HC Deb 01 July 1831 vol 4 cc598-601
Lord Althorp

next proposed a Resolution to the Committee, "that there be levied on the importation of every 100lbs. of raw cotton, the produce of foreign countries, the sum of 5s. 10d., and upon the same weight of cotton, the growth of British possessions, the sum of 4d." His Lordship observed, in proposing this duty, that, from all he could learn, the taking off the duty on printed calicoes had been productive of the greatest advantage to the trade. He did not mean to say, that the duty which he now imposed was that which, at a more advantageous period he should have selected, but it was not so contrary to the principles of commerce, as the duty on printed calicoes, and, being compelled to choose between the two evils, he had chosen that which was the least.

Mr. Edward King

complimented the noble Lord on the good already effected by the removal of the duty on printed calicoes, and expressed a hope that this duty on raw cotton would not be persisted in. He would state, from his own knowledge, that the imposition of this tax had already done a great deal of mischief; the manufacture was at present in a distressed state, and therefore the time was most unfavourable for imposing this duty.

Lord Althorp

repeated what he had before stated, that the tax was but a choice of evils. He should be happy to be able to give it up, but that was out of his power.

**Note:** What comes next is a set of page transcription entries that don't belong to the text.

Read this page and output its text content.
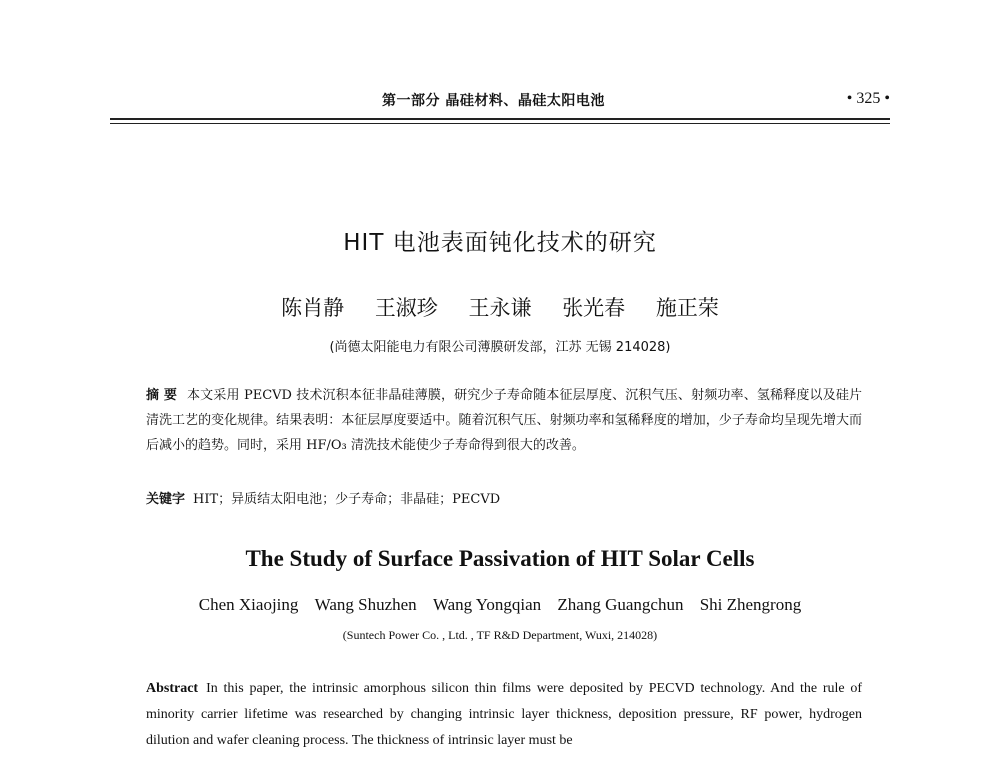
第一部分 晶硅材料、晶硅太阳电池	• 325 •
HIT 电池表面钝化技术的研究
陈肖静 王淑珍 王永谦 张光春 施正荣
(尚德太阳能电力有限公司薄膜研发部，江苏 无锡 214028)
摘 要 本文采用 PECVD 技术沉积本征非晶硅薄膜，研究少子寿命随本征层厚度、沉积气压、射频功率、氢稀释度以及硅片清洗工艺的变化规律。结果表明：本征层厚度要适中。随着沉积气压、射频功率和氢稀释度的增加，少子寿命均呈现先增大而后减小的趋势。同时，采用 HF/O₃ 清洗技术能使少子寿命得到很大的改善。
关键字 HIT；异质结太阳电池；少子寿命；非晶硅；PECVD
The Study of Surface Passivation of HIT Solar Cells
Chen Xiaojing Wang Shuzhen Wang Yongqian Zhang Guangchun Shi Zhengrong
(Suntech Power Co. , Ltd. , TF R&D Department, Wuxi, 214028)
Abstract In this paper, the intrinsic amorphous silicon thin films were deposited by PECVD technology. And the rule of minority carrier lifetime was researched by changing intrinsic layer thickness, deposition pressure, RF power, hydrogen dilution and wafer cleaning process. The thickness of intrinsic layer must be
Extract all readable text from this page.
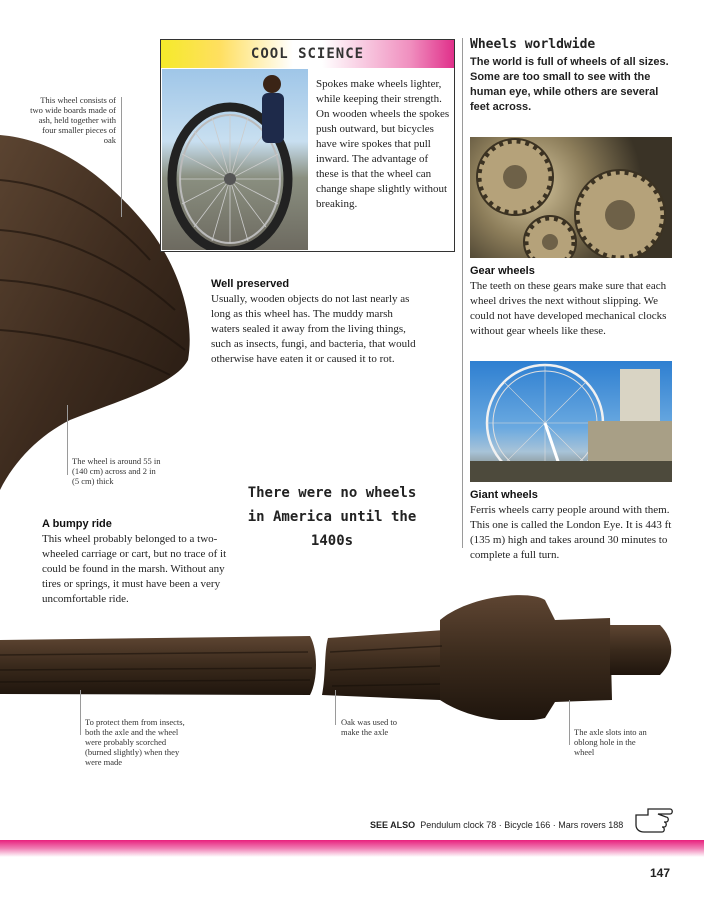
COOL SCIENCE
Spokes make wheels lighter, while keeping their strength. On wooden wheels the spokes push outward, but bicycles have wire spokes that pull inward. The advantage of these is that the wheel can change shape slightly without breaking.
This wheel consists of two wide boards made of ash, held together with four smaller pieces of oak
The wheel is around 55 in (140 cm) across and 2 in (5 cm) thick
Well preserved
Usually, wooden objects do not last nearly as long as this wheel has. The muddy marsh waters sealed it away from the living things, such as insects, fungi, and bacteria, that would otherwise have eaten it or caused it to rot.
A bumpy ride
This wheel probably belonged to a two-wheeled carriage or cart, but no trace of it could be found in the marsh. Without any tires or springs, it must have been a very uncomfortable ride.
There were no wheels in America until the 1400s
Wheels worldwide
The world is full of wheels of all sizes. Some are too small to see with the human eye, while others are several feet across.
Gear wheels
The teeth on these gears make sure that each wheel drives the next without slipping. We could not have developed mechanical clocks without gear wheels like these.
Giant wheels
Ferris wheels carry people around with them. This one is called the London Eye. It is 443 ft (135 m) high and takes around 30 minutes to complete a full turn.
To protect them from insects, both the axle and the wheel were probably scorched (burned slightly) when they were made
Oak was used to make the axle	The axle slots into an oblong hole in the wheel
SEE ALSO Pendulum clock 78 · Bicycle 166 · Mars rovers 188
147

Mr. Goulburn, begged to inquire of the noble Lord, what the amount of the drawback on the export of printed cottons paid within the last year. He objected to the proposed tax because it would fall with great severity on the poor, who wore coarse and heavy garments.

Lord Althorp

could not say exactly what the amount of the drawback was, but he could inform the right hon. Member that the whole sum paid in drawback during this year exceeded the sum which was received by the duty on printed cottons by 122,000l.

Mr. Sadler

said, that the rich paid a large portion of the tax on printed cottons, but the instant the tax was imposed, the poor would have to pay for their stockings and their fustian jackets. He objected to the tax on principle. It was imposed on the raw material of an important manufacture.

Mr. Poulett Thomson

defended the tax which would amount only to 300,000l. spread over the whole cotton consumed, while the tax taken off, amounted to 500,000l. levied on one part of the manufacture. He believed, that the greater part of the tax on printed cottons was paid by the poor, and he was sure that they would not suffer so much from the general, as from the partial tax.

Mr. Sadler

must maintain, that as the dresses of the higher classes were made of muslin, that this tax would press most severely on the poorer classes.

Mr. Goulburn

also maintained, that the duty on the raw material would press more severely on the lower classes, than the partial tax on printed cottons. He did not defend this tax, but inasmuch as it was the poor who wore the thick and heavy cotton garments, it would be the poor who would pay the largest portion of this new tax. To all the arguments of Ministers in favour of this tax, he would only say, that one of themselves, he meant the right hon. Baronet, the Secretary-at-War (Sir Henry Parnell), was one of the most powerful advocates, he knew, for the repeal of all taxes on raw material, and this was one.

Lord Althorp

did not deny, that this tax would press on the people, but not so disadvantageously as the tax for which it was a substitute. By repealing the other, Government had been enabled to get rid of 150 Excise Officers, who cost upwards of 15,000l. a-year.

Mr. Alderman Wood

thought, the conduct of the right hon. Gentleman, the former Chancellor of the Exchequer, very inconsistent. Last night, and on many former nights, he had been the staunch advocate of much needless taxation— grinding the faces of the poor; now he was objecting to imposing on them a very trifling tax. For his own part, he did not approve of the tax, but he had also opposed other taxes, and he hoped in future to have the support of that right hon. Gentleman in all his efforts to reduce salaries and taxation.

Mr. Herries

thought, the tax ought to be looked at principally as it would affect our export trade. A great struggle was going on to obtain possession of the foreign market, and any tax on the raw material, however trifling, would give the foreigner an advantage to that extent over our manufacturers. The tax was, on all hands, admitted to be bad, it would not yield more than 300,000l., and was it worth while, he asked, to risk the chance of injuring our cotton manufacture for the sake of such a trifling addition to the revenue? He did not believe, that the resources of the country were so drained that such a sum could not be raised by other means: and he earnestly conjured the noble Lord to take the subject again into his consideration. During the first half of 1831, we had exported a less quantity and less value of cotton manufactures than in the corresponding half of 1830, and when there was this evidence of a decline in our manufacture, it would be most unwise to burden it with an additional tax on the raw material.

Resolution agreed to, and the House resumed.